1. Phoenix veteran D Ed Jovonoski has been suspended a whopping one game for hitting Minnesota’s Marian Gaborik in the melon. He’ll also surrender $34,000 for it. Think about how long it takes you to earn $34,000.
2. The guy who replaced Hanlon to coach Washington was an extra in Slap Shot. Think about how much more you like this guy now that you know this.
3. Anton Volchenkov, the Senators’ shut-down defenseman and the league leader in blocked shots, is out for four weeks with a broken index finger. Think about the last time you broke a finger. Think about those ten seconds when you considered not playing beer league…before changing your mind.

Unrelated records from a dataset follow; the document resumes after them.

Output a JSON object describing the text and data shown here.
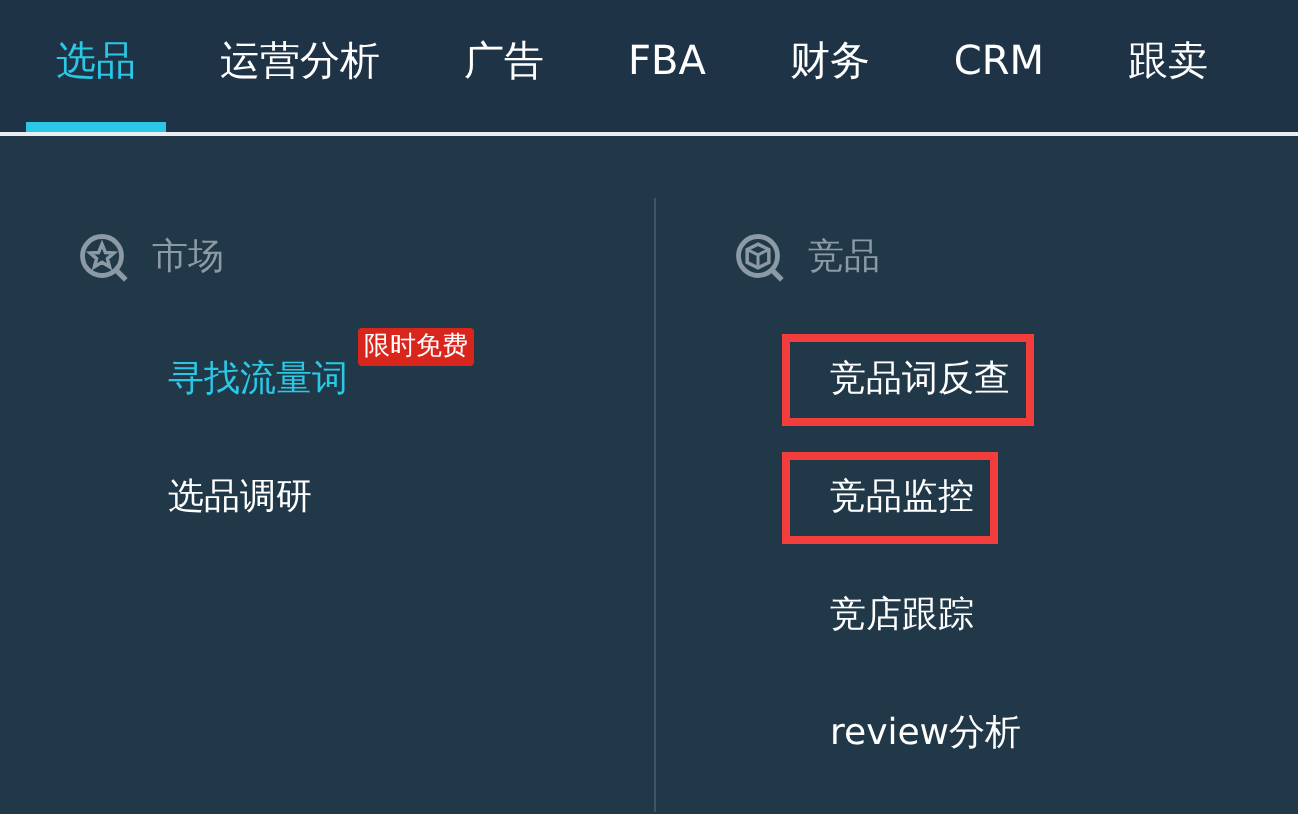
{
  "tabs": [
    {
      "label": "选品",
      "selected": true
    },
    {
      "label": "运营分析",
      "selected": false
    },
    {
      "label": "广告",
      "selected": false
    },
    {
      "label": "FBA",
      "selected": false
    },
    {
      "label": "财务",
      "selected": false
    },
    {
      "label": "CRM",
      "selected": false
    },
    {
      "label": "跟卖",
      "selected": false
    }
  ],
  "columns": [
    {
      "title": "市场",
      "items": [
        {
          "label": "寻找流量词",
          "selected": true,
          "highlighted": false,
          "badge": "限时免费"
        },
        {
          "label": "选品调研",
          "selected": false,
          "highlighted": false
        }
      ]
    },
    {
      "title": "竞品",
      "items": [
        {
          "label": "竞品词反查",
          "selected": false,
          "highlighted": true
        },
        {
          "label": "竞品监控",
          "selected": false,
          "highlighted": true
        },
        {
          "label": "竞店跟踪",
          "selected": false,
          "highlighted": false
        },
        {
          "label": "review分析",
          "selected": false,
          "highlighted": false
        }
      ]
    }
  ]
}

4. Both of Calgary’s goaltenders have appalling save percentages (.885 for Kiprussoff, the lowest of any starter in the league; .872 for back-up Curtis McElhinney.) Meanwhile, Calgary’s offense has scored more than any other team in the division…and they remain in second-last place. Now think about Mike Keenan and Darryl Sutter. Think about which underused, great back-up goalie they’re surely hunting for and who they’ll give up to get him. Think about the name Kristian Huselius, written in bloody semen at the top of Keenan’s shit list. Think about this list, which is really a Torah-like scroll of parchment made from the skin of an extinct species.